This means that in each `region' of the UK, there are a number of MEPs, who collectively represent the region's citizens. In the Eastern Region (East Anglia plus a bit), there are eight. If you want your representatives to know your views, you have to do a mail-merge and post eight letters. (In the South East region, there are eleven MEPs.)
So at the most basic level, lobbying the European Parliament costs much more than lobbying the Westminster Parliament. This may seem trivial -- a stamp only costs 28p -- but inconvenience is important. I'd never thought about this effect when pondering electoral systems. Here's a different take on it, from the 1998 Report of the Independent Commission on the Voting System, discussing the Republic of Ireland:
101. It was also suggested that the constituent with a grievance does not so much go to the TD [Teachta Dála, member of parliament] of his choice as go in turn to all three or four or five of them, according to the size of the constituency in which he or she lives, thereby wasting a good deal of the time of ministers, civil servants, TDs, and indeed of the constituents themselves.
-- note the order in which the various people are listed.
But a grievance is different from an opinion. If I have a grievance, probably a single MEP could address it -- or, if not, try to persuade their colleagues to assist. But if I want to influence the outcome of a vote, I'd be foolish to contact only one MEP, since (a) my opponents are probably less scrupulous; (b) there's no sensible way to choose just one.
I've been away for a while and haven't written anything here. So here are a few `memes and schemes' which have come up in conversation:
This came up in the pub, roughly like this:
It's difficult to distinguish male from female penguins. Even penguins find this hard. So, when a male penguin wishes to find a mate, he obtains a pebble like a penguin egg, and gives it to a candidate female penguin, to see whether `she' steps forward to keep it warm. If she doesn't, then she's probably a he (or not interested) and our hero looks for another target.
Supposedly this was investigated by a zoologist who hung around a penguin colony photographing penguins and making notes. Towards the end of the day he noticed that he was standing in an enormous pile of pebbles....
This is partly true. Only Adelie penguins -- named for the wife of explorer Dumont d'Urville -- do this, and it's only partly so that the male can figure out the gender of his intended.
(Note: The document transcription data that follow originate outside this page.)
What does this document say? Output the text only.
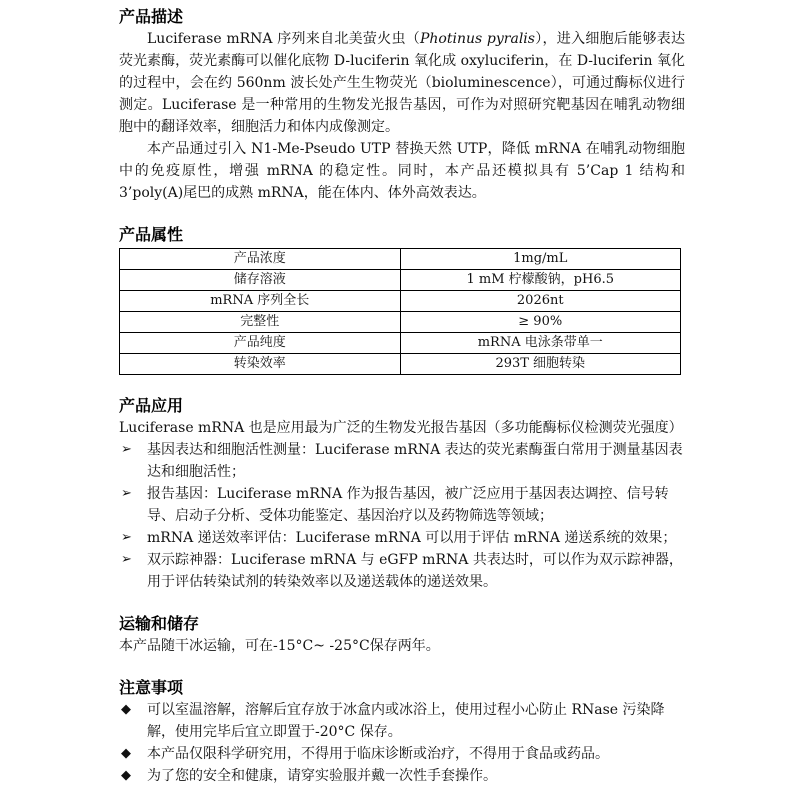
产品描述

Luciferase mRNA 序列来自北美萤火虫（Photinus pyralis），进入细胞后能够表达荧光素酶，荧光素酶可以催化底物 D-luciferin 氧化成 oxyluciferin，在 D-luciferin 氧化的过程中，会在约 560nm 波长处产生生物荧光（bioluminescence），可通过酶标仪进行测定。Luciferase 是一种常用的生物发光报告基因，可作为对照研究靶基因在哺乳动物细胞中的翻译效率，细胞活力和体内成像测定。

本产品通过引入 N1-Me-Pseudo UTP 替换天然 UTP，降低 mRNA 在哺乳动物细胞中的免疫原性，增强 mRNA 的稳定性。同时，本产品还模拟具有 5’Cap 1 结构和 3’poly(A)尾巴的成熟 mRNA，能在体内、体外高效表达。

产品属性
产品浓度	1mg/mL
储存溶液	1 mM 柠檬酸钠，pH6.5
mRNA 序列全长	2026nt
完整性	≥ 90%
产品纯度	mRNA 电泳条带单一
转染效率	293T 细胞转染
产品应用

Luciferase mRNA 也是应用最为广泛的生物发光报告基因（多功能酶标仪检测荧光强度）

➢	基因表达和细胞活性测量：Luciferase mRNA 表达的荧光素酶蛋白常用于测量基因表达和细胞活性；
➢	报告基因：Luciferase mRNA 作为报告基因，被广泛应用于基因表达调控、信号转导、启动子分析、受体功能鉴定、基因治疗以及药物筛选等领域；
➢	mRNA 递送效率评估：Luciferase mRNA 可以用于评估 mRNA 递送系统的效果；
➢	双示踪神器：Luciferase mRNA 与 eGFP mRNA 共表达时，可以作为双示踪神器，用于评估转染试剂的转染效率以及递送载体的递送效果。
运输和储存

本产品随干冰运输，可在-15°C~ -25°C保存两年。

注意事项
◆	可以室温溶解，溶解后宜存放于冰盒内或冰浴上，使用过程小心防止 RNase 污染降解，使用完毕后宜立即置于-20°C 保存。
◆	本产品仅限科学研究用，不得用于临床诊断或治疗，不得用于食品或药品。
◆	为了您的安全和健康，请穿实验服并戴一次性手套操作。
Next, offer your prospective female a well-chosen pebble, preferably a shiny, multi-faceted one costing a wing and a flipper. If she accepts this as a token of your affection, the match is on. (If not, you may have picked an unready female or even another male, a common mistake.)
Actual biologists write in a more sober fashion:
The giving of pebbles to the female by the male is part of the nesting courtship.
And Hollywood will turn anything into a motion picture, The Pebble and the Penguin -- not one of its finest:
Plot summary: A lovable but introverted penguin named Hubie plans to present his betrothal pebble to the bird of his dreams.
User comments: Would it surprise you that my ears and eyes almost bled from watching and listening to this awful movie? ....
No news on the researcher finding himself ankle-deep in gravel, though.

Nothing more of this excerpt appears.